Un altro motivo, secondo Martini, sarebbe la tenuta dell’esecutivo, con NCD pronta ad appoggiare il governo sino al referendum.
il Nuovo centro destra appoggerà lealmente il governo fino al referendum di autunno, ma a quel punto «finirà la natura istituzionale del governo» e dunque si porrà il problema della permanenza del partito nell’esecutivo, nel caso in cui Renzi non intenda rivedere l’Italicum, consentendo la possibilità ai partiti di coalizzarsi. Renzi per ora non ha risposto e ha ricominciato a premere l’ala dell’Ncd (Schifani e Lupi) che vorrebbe tornare con Forza Italia.
Referendum Costituzionale: Renzi punta a “spersonalizzare” la consultazione
Intanto, potrebbero già essere in atto manovre per derubricare l’importanza del referendum costituzionale, svincolandolo dalla permanenza di Renzi a Palazzo Chigi. Imitare il cosiddetto “format Cameron” – cioè seguire il premier britannico che, pur sostenitore del “Remain, ha dichiarato di non volersi dimettere in caso di vittoria del “Leave” nel referendum Brexit – sembra però al momento un’ipotesi seccamente smentita dall’entourage di Renzi, secondo Martini. Ciò che è certo, secondo Huffington Post, è che il premier non userà più l’arma della personalizzazione del referendum.

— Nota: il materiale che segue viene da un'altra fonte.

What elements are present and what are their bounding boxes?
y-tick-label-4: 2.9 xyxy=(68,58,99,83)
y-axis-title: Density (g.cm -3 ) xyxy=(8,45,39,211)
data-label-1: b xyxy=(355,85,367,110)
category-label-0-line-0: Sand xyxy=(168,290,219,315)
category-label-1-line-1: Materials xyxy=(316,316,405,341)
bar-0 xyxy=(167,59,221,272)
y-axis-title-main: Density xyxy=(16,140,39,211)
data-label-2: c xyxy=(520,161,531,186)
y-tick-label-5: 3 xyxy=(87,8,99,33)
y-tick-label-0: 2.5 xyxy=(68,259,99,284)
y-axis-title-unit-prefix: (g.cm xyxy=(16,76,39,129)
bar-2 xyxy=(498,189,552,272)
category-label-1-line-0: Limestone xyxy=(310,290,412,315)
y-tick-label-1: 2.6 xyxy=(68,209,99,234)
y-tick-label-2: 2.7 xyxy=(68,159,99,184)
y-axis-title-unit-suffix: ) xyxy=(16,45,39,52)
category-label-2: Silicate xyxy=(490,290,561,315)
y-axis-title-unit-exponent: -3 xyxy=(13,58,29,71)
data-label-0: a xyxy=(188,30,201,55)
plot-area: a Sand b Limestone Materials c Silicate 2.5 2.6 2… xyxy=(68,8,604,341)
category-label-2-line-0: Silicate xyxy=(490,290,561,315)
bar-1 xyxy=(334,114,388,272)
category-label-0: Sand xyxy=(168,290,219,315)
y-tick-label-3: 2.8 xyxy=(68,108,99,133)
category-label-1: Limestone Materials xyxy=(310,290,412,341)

Nella enews il referendum non è più “la madre di tutte le sfide”. Renzi la mette sul merito. Non c’è spazio per la frase che in questi mesi ha accompagnato quasi sempre i ragionamenti del premier sul tema: “Se perdo vado a casa”. Ora i suoi giurano che lui non dirà mai il contrario: significherebbe perdere comunque, almeno a livello di immagine. Ma di certo non la metterà più in questi termini, almeno lo sforzo è quello. Al massimo Renzi insisterà sul fatto che “senza questa riforma, torneremmo all’ingovernabilità. Agli inciuci del giorno dopo”, come fa oggi nella enews. E’ un argomento che considera ancora molto valido per la campagna del sì, visto che è chiaro a tutti in Parlamento che in caso di sconfitta nascerebbe un altro governo per riformare la legge elettorale: l’Italicum infatti non è applicabile al Senato, che continuerebbe a vivere se le riforme fossero bocciate.